Table 2 Model fit across the datasets in the Monte Carlo analysis

3.2 Results w.r.t. Model Fit

For checking the model fit, mean Pearson correlation coefficients between true and estimated individual preference values for products (Corr(y i )) as well as mean Pearson correlation coefficients between true and estimated individual partworths (Corr(\(\boldsymbol{\beta }_{i}\))) were calculated. Table 2 shows aggregated results (mean values w.r.t. to the Pearson correlation coefficients) across all datasets with one factor-level fixed (3 × 3 × 50  = 450 datasets) and across all datasets (3 × 3 × 3 × 50  = 1,350 datasets).

For each factor-level combination of the Monte Carlo analysis these values were calculated and compared between HB/MCA and HB/LCMCA. The results are convincing: If a segment-specific structure is in the data, the segment-free HB/MCA is outperformed by the segment-specific HB/LCMCA procedure. Overall the superiority can clearly be seen.

3.3 Results w.r.t. Predictive Validity

In a similar way, the predictive validity was checked. For the eight holdout products and each consumer, preference values were calculated from the estimated individual partworths and compared to the preference values that were derived from the “true” partworths. As criteria for the comparison the so-called first choice hit rate (first choice) and mean root mean squared error (RMSE) were calculated. First choice hit indicates for a consumer whether her/his preference values from the estimated and from the “true” partworths are maximum for the same holdout product, the first choice hit rate is the share of consumers where a first choice hit occurs.

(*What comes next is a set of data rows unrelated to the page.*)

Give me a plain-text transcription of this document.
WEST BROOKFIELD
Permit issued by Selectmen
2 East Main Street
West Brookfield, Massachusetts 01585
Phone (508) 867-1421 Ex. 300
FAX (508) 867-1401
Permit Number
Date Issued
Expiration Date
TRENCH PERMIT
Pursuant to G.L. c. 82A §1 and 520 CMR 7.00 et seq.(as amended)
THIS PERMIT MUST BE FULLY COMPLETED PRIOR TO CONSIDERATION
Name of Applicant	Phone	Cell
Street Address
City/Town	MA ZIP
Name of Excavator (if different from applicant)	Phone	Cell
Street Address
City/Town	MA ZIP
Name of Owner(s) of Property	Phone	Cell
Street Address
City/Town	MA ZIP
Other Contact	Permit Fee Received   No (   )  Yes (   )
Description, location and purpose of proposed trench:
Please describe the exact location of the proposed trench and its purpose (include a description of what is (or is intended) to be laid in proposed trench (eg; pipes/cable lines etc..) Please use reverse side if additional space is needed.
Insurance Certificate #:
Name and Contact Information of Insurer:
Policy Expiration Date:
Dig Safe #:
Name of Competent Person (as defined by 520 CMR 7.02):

RMSE compares also the preference values from the estimated and from the “true” partworths but more according to their absolute values.

Table 3 shows (again) aggregated results (mean values w.r.t. to the first choice hit rate and RMSE) across all datasets with one factor-level fixed (3 × 3 × 50  = 450 datasets) and across all datasets (3 × 3 × 3 × 50  = 1,350 datasets). Again, the results are convincing: If a segment-specific structure is in the data, the segment-free HB/MCA is outperformed by the segment-specific HB/LCMCA procedure. Overall the superiority of the combined approach can clearly be seen.

Table 3 Predictive validity across the datasets in the Monte Carlo analysis

4 Conclusions and Outlook

The comparison in this paper clearly shows that we still need latent classes for conjoint analysis-based predictions even if we use Bayesian procedures for parameter estimation. HB/LCMCA was clearly superior to HB/MCA w.r.t. model fit and predictive validity, especially in cases when markets are segmented. However, these results are only based on a rather small number of datasets (1,350 datasets) generated synthetically and therefore no real data. More research in this field needs to be done, especially with a larger set of conjoint data from real markets.